Mowlam joins the Shadow Cabinet when John Smith becomes leader of the Labour Party in 1992, holding the title of Shadow Secretary of State for National Heritage. During this time, she antagonises both monarchists and republicans by calling for Buckingham Palace to be demolished and replaced by a “modern” palace built at public expense. Later, her willingness to speak her mind, often without regard to the consequences, is seen as her greatest strength by her supporters.

Following Smith’s death in 1994, Mowlam, alongside Peter Kilfoyle, becomes a principal organiser of Tony Blair‘s campaign for the Labour leadership. After his victory, Blair makes her Shadow Secretary of State for Northern Ireland. She initially resists being appointed to the position, preferring an economic portfolio, but, after accepting it, she throws her weight into the job.

Mowlam oversees the negotiations which lead to the 1998 Good Friday Agreement. She is successful in helping to restore an Irish Republican Army (IRA) ceasefire and including Sinn Féin in multi-party talks about the future of Northern Ireland. In an attempt to persuade the Ulster loyalists to participate in the peace process, she pays an unprecedented and potentially dangerous visit to loyalist prisoners in HM Prison Maze, meeting convicted murderers face-to-face and unaccompanied.

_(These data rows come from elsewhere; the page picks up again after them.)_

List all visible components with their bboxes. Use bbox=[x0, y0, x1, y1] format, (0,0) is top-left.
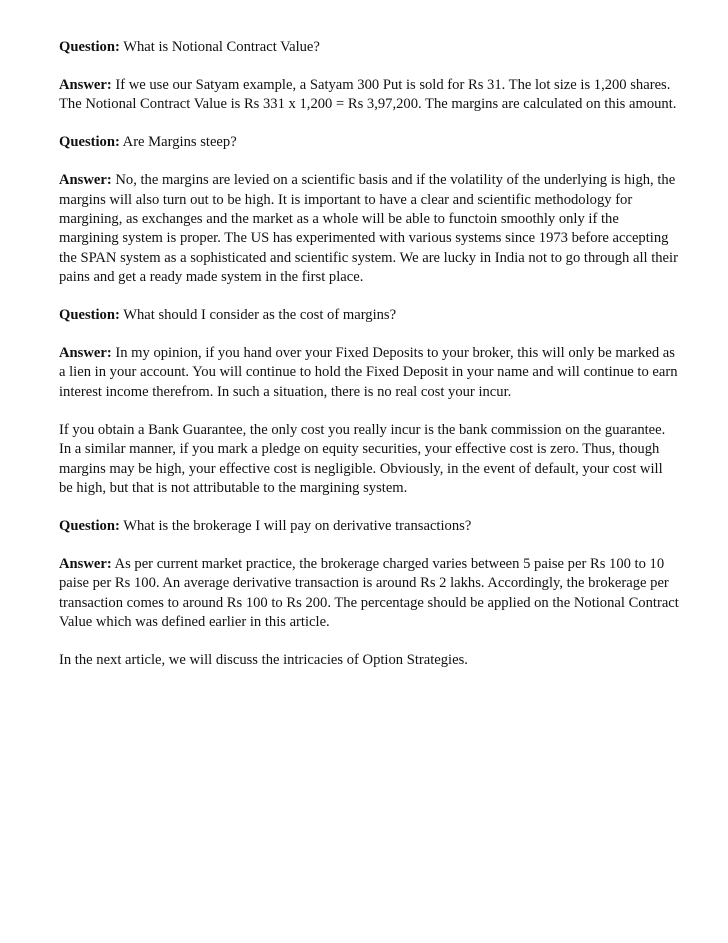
paragraph-line: In a similar manner, if you mark a pledge on equity securities, your effective cost is zero. Thus, though bbox=[59, 441, 660, 458]
answer-line: interest income therefrom. In such a situation, there is no real cost your incur. bbox=[59, 383, 512, 400]
answer-label: Answer: bbox=[59, 555, 112, 572]
question-cost-of-margins bbox=[59, 306, 679, 325]
question-text: What is the brokerage I will pay on derivative transactions? bbox=[119, 517, 472, 534]
closing-text: In the next article, we will discuss the intricacies of Option Strategies. bbox=[59, 651, 468, 668]
question-margins-steep bbox=[59, 133, 679, 152]
answer-notional-value bbox=[59, 76, 679, 115]
answer-line: Answer: No, the margins are levied on a scientific basis and if the volatility of the underlying is high, the bbox=[59, 172, 676, 189]
question-label: Question: bbox=[59, 39, 120, 55]
question-text: What is Notional Contract Value? bbox=[119, 39, 320, 55]
question-label: Question: bbox=[59, 517, 120, 534]
answer-line: Answer: As per current market practice, the brokerage charged varies between 5 paise per Rs 100 to 10 bbox=[59, 555, 665, 572]
paragraph-bank-guarantee bbox=[59, 421, 679, 499]
question-text: Are Margins steep? bbox=[119, 134, 237, 151]
document-page bbox=[59, 38, 679, 689]
answer-cost-of-margins bbox=[59, 344, 679, 402]
answer-line: pains and get a ready made system in the first place. bbox=[59, 269, 364, 286]
answer-brokerage bbox=[59, 555, 679, 633]
paragraph-line: be high, but that is not attributable to the margining system. bbox=[59, 479, 408, 496]
answer-line: margining, as exchanges and the market as a whole will be able to functoin smoothly only if the bbox=[59, 210, 619, 227]
answer-line: The Notional Contract Value is Rs 331 x 1,200 = Rs 3,97,200. The margins are calculated on this amount. bbox=[59, 96, 677, 113]
question-notional-value bbox=[59, 38, 679, 57]
answer-margins-steep bbox=[59, 171, 679, 287]
answer-line: a lien in your account. You will continue to hold the Fixed Deposit in your name and will continue to earn bbox=[59, 364, 678, 381]
question-text: What should I consider as the cost of margins? bbox=[119, 307, 397, 324]
question-label: Question: bbox=[59, 134, 120, 151]
answer-line: the SPAN system as a sophisticated and scientific system. We are lucky in India not to go through all their bbox=[59, 249, 678, 266]
closing-paragraph bbox=[59, 651, 679, 670]
answer-line: Answer: In my opinion, if you hand over your Fixed Deposits to your broker, this will only be marked as bbox=[59, 344, 675, 361]
answer-line: margining system is proper. The US has experimented with various systems since 1973 before accepting bbox=[59, 230, 669, 247]
answer-line: Value which was defined earlier in this article. bbox=[59, 613, 330, 630]
paragraph-line: margins may be high, your effective cost is negligible. Obviously, in the event of default, your cost will bbox=[59, 460, 663, 477]
question-label: Question: bbox=[59, 307, 120, 324]
answer-line: margins will also turn out to be high. It is important to have a clear and scientific methodology for bbox=[59, 191, 633, 208]
answer-label: Answer: bbox=[59, 344, 112, 361]
answer-line: transaction comes to around Rs 100 to Rs 200. The percentage should be applied on the Notional Contract bbox=[59, 594, 679, 611]
answer-label: Answer: bbox=[59, 172, 112, 189]
answer-line: Answer: If we use our Satyam example, a Satyam 300 Put is sold for Rs 31. The lot size is 1,200 shares. bbox=[59, 76, 671, 93]
answer-line: paise per Rs 100. An average derivative transaction is around Rs 2 lakhs. Accordingly, the brokerage per bbox=[59, 575, 669, 592]
answer-label: Answer: bbox=[59, 76, 112, 93]
question-brokerage bbox=[59, 517, 679, 536]
paragraph-line: If you obtain a Bank Guarantee, the only cost you really incur is the bank commission on the guarantee. bbox=[59, 421, 666, 438]
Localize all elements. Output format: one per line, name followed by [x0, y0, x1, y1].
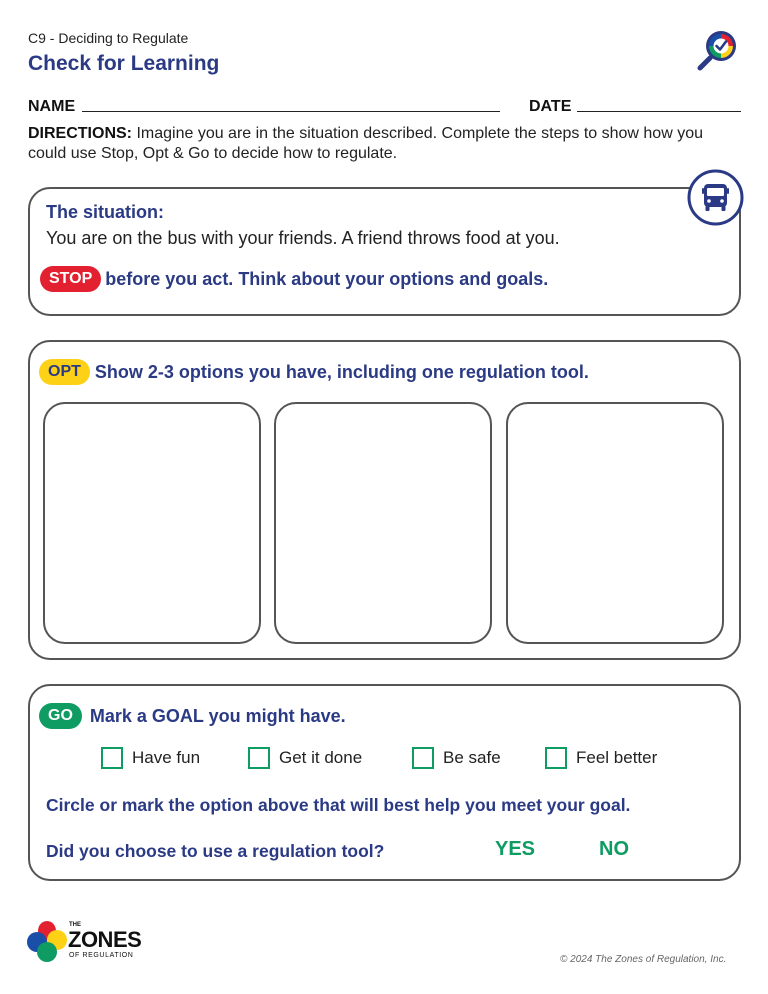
opt-badge: OPT	[39, 359, 90, 385]
regulation-question: Did you choose to use a regulation tool?	[46, 841, 385, 861]
opt-text: Show 2-3 options you have, including one regulation tool.	[94, 361, 589, 382]
goal-have-fun[interactable]	[101, 747, 200, 769]
date-label: DATE	[529, 98, 572, 115]
opt-row	[39, 359, 589, 385]
logo-subtitle: OF REGULATION	[69, 952, 134, 959]
logo-zones: ZONES	[68, 927, 142, 952]
go-badge: GO	[39, 703, 82, 729]
option-box-3[interactable]	[506, 402, 724, 644]
stop-badge: STOP	[40, 266, 101, 292]
checkbox[interactable]	[248, 747, 270, 769]
logo-the: THE	[69, 922, 81, 928]
go-card	[28, 684, 741, 881]
name-field[interactable]	[82, 111, 500, 112]
goal-label: Get it done	[279, 748, 363, 767]
date-field[interactable]	[577, 111, 741, 112]
situation-card	[28, 187, 741, 316]
goal-be-safe[interactable]	[412, 747, 501, 769]
directions	[28, 124, 728, 164]
copyright: © 2024 The Zones of Regulation, Inc.	[560, 954, 727, 965]
directions-text: Imagine you are in the situation described. Complete the steps to show how you could use Stop, Opt & Go to decide how to regulate.	[28, 125, 703, 162]
stop-row	[40, 266, 548, 292]
yes-option[interactable]: YES	[495, 838, 536, 860]
stop-text: before you act. Think about your options and goals.	[105, 268, 549, 289]
situation-heading: The situation:	[46, 202, 164, 222]
goal-label: Be safe	[443, 748, 501, 767]
opt-card	[28, 340, 741, 660]
checkbox[interactable]	[412, 747, 434, 769]
option-box-1[interactable]	[43, 402, 261, 644]
option-box-2[interactable]	[274, 402, 492, 644]
bus-icon	[687, 169, 744, 226]
magnifier-check-icon	[690, 24, 742, 76]
checkbox[interactable]	[101, 747, 123, 769]
page-title: Check for Learning	[28, 52, 220, 75]
lesson-code: C9 - Deciding to Regulate	[28, 30, 189, 46]
goal-get-it-done[interactable]	[248, 747, 362, 769]
circle-instruction: Circle or mark the option above that will best help you meet your goal.	[46, 795, 631, 815]
goal-label: Feel better	[576, 748, 658, 767]
goal-feel-better[interactable]	[545, 747, 657, 769]
directions-label: DIRECTIONS:	[28, 125, 132, 142]
checkbox[interactable]	[545, 747, 567, 769]
no-option[interactable]: NO	[599, 838, 629, 860]
zones-logo-icon	[26, 920, 74, 964]
name-label: NAME	[28, 98, 76, 115]
go-text: Mark a GOAL you might have.	[89, 705, 346, 726]
situation-text: You are on the bus with your friends. A friend throws food at you.	[46, 228, 560, 248]
go-row	[39, 703, 346, 729]
goal-label: Have fun	[132, 748, 201, 767]
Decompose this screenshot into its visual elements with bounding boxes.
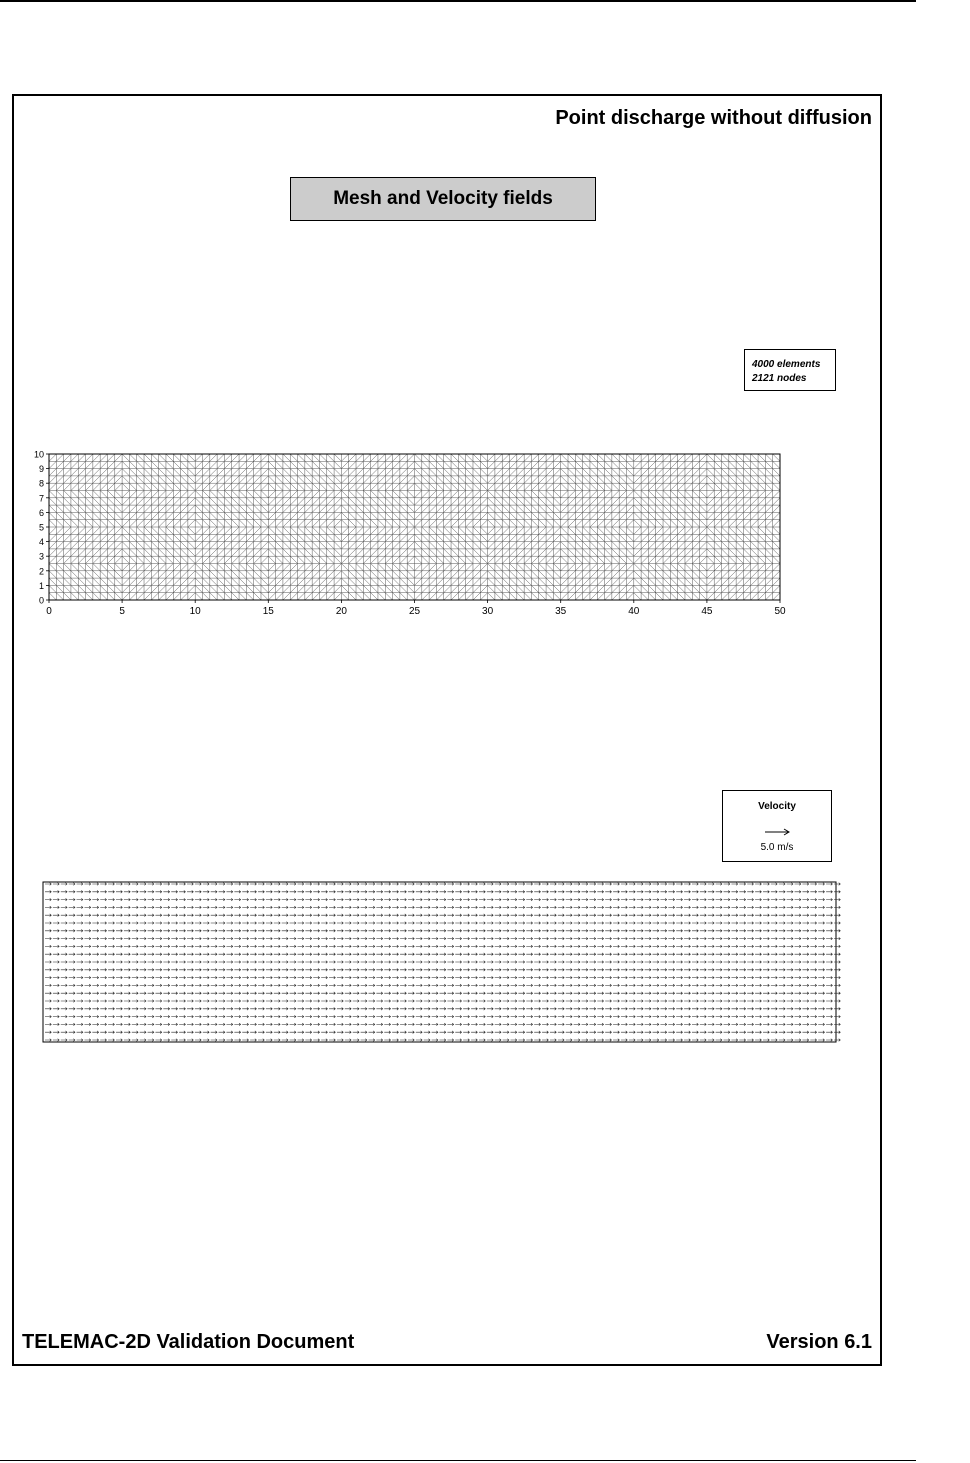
section-title: Mesh and Velocity fields: [290, 177, 596, 221]
y-tick-label: 7: [38, 493, 44, 504]
x-tick-label: 25: [408, 606, 421, 617]
y-tick-label: 2: [38, 566, 44, 577]
velocity-legend-title: Velocity: [758, 801, 796, 812]
elements-count: 4000 elements: [752, 359, 821, 370]
y-tick-label: 0: [38, 595, 44, 606]
y-tick-label: 1: [38, 580, 44, 591]
y-tick-label: 3: [38, 551, 44, 562]
velocity-scale-arrow: [763, 827, 793, 837]
y-tick-label: 8: [38, 478, 44, 489]
x-tick-label: 0: [46, 606, 52, 617]
x-tick-label: 50: [774, 606, 786, 617]
mesh-grid: [49, 454, 780, 600]
page-title: Point discharge without diffusion: [555, 107, 872, 129]
x-tick-label: 20: [335, 606, 347, 617]
x-tick-label: 45: [701, 606, 713, 617]
velocity-legend: [722, 790, 832, 862]
x-tick-label: 35: [555, 606, 567, 617]
x-tick-label: 15: [262, 606, 274, 617]
document-version: Version 6.1: [766, 1331, 872, 1353]
mesh-plot: [34, 450, 786, 618]
nodes-count: 2121 nodes: [752, 373, 807, 384]
document-title: TELEMAC-2D Validation Document: [22, 1331, 355, 1353]
x-tick-label: 30: [482, 606, 494, 617]
x-tick-label: 5: [119, 606, 125, 617]
y-tick-label: 5: [38, 522, 44, 533]
velocity-arrows: [45, 883, 840, 1042]
x-tick-label: 40: [628, 606, 640, 617]
plots-layer: [14, 96, 880, 1364]
y-tick-label: 10: [33, 449, 44, 460]
velocity-scale-label: 5.0 m/s: [760, 842, 794, 853]
y-tick-label: 6: [38, 507, 44, 518]
y-tick-label: 4: [38, 537, 44, 548]
footer-rule: [0, 1460, 916, 1461]
header-rule: [0, 0, 916, 2]
x-tick-label: 10: [189, 606, 201, 617]
y-tick-label: 9: [38, 464, 44, 475]
velocity-vector-plot: [43, 882, 840, 1042]
figure-frame: [12, 94, 882, 1366]
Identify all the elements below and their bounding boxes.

Mowlam witnesses the Good Friday Agreement signing in 1998, which leads to the temporary establishment of a devolved power-sharing Northern Ireland Assembly. However, an increasingly difficult relationship with Unionist parties means her role in the talks is ultimately taken over by Tony Blair and his staff.

Mowlam’s deteriorating relationship with Unionists is the key reason she is replaced by Peter Mandelson as Northern Ireland Secretary in October 1999. Her move to the relatively lowly position of Minister for the Cabinet Office possibly involves other factors, notably her health and her popularity. On September 4, 2000, she announces her intention to retire from Parliament and relinquishes her seat at the 2001 general election.

Five months before the 1997 general election, Mowlam is diagnosed with a brain tumor, a fact that she tries to keep private. She appears to suffer from balance problems as a result of her radiotherapy. According to her husband, she falls on July 30, 2005, receiving head injuries and never regaining consciousness. Her living will, in which she asks not to be resuscitated, is honoured. On August 12, 2005, Mowlan is moved to Pilgrims Hospice in Canterbury, Kent, where she dies seven days later, on August 19, 2005, aged 55.

Mowlam is an atheist and is cremated in Sittingbourne on September 1, 2005 at a non-religious service conducted by Reverend Richard Coles, formerly of the 1980s band The Communards. Half of her ashes were scattered at Hillsborough Castle, the Secretary of State for Northern Ireland’s official residence, and the other half in her former parliamentary constituency of Redcar.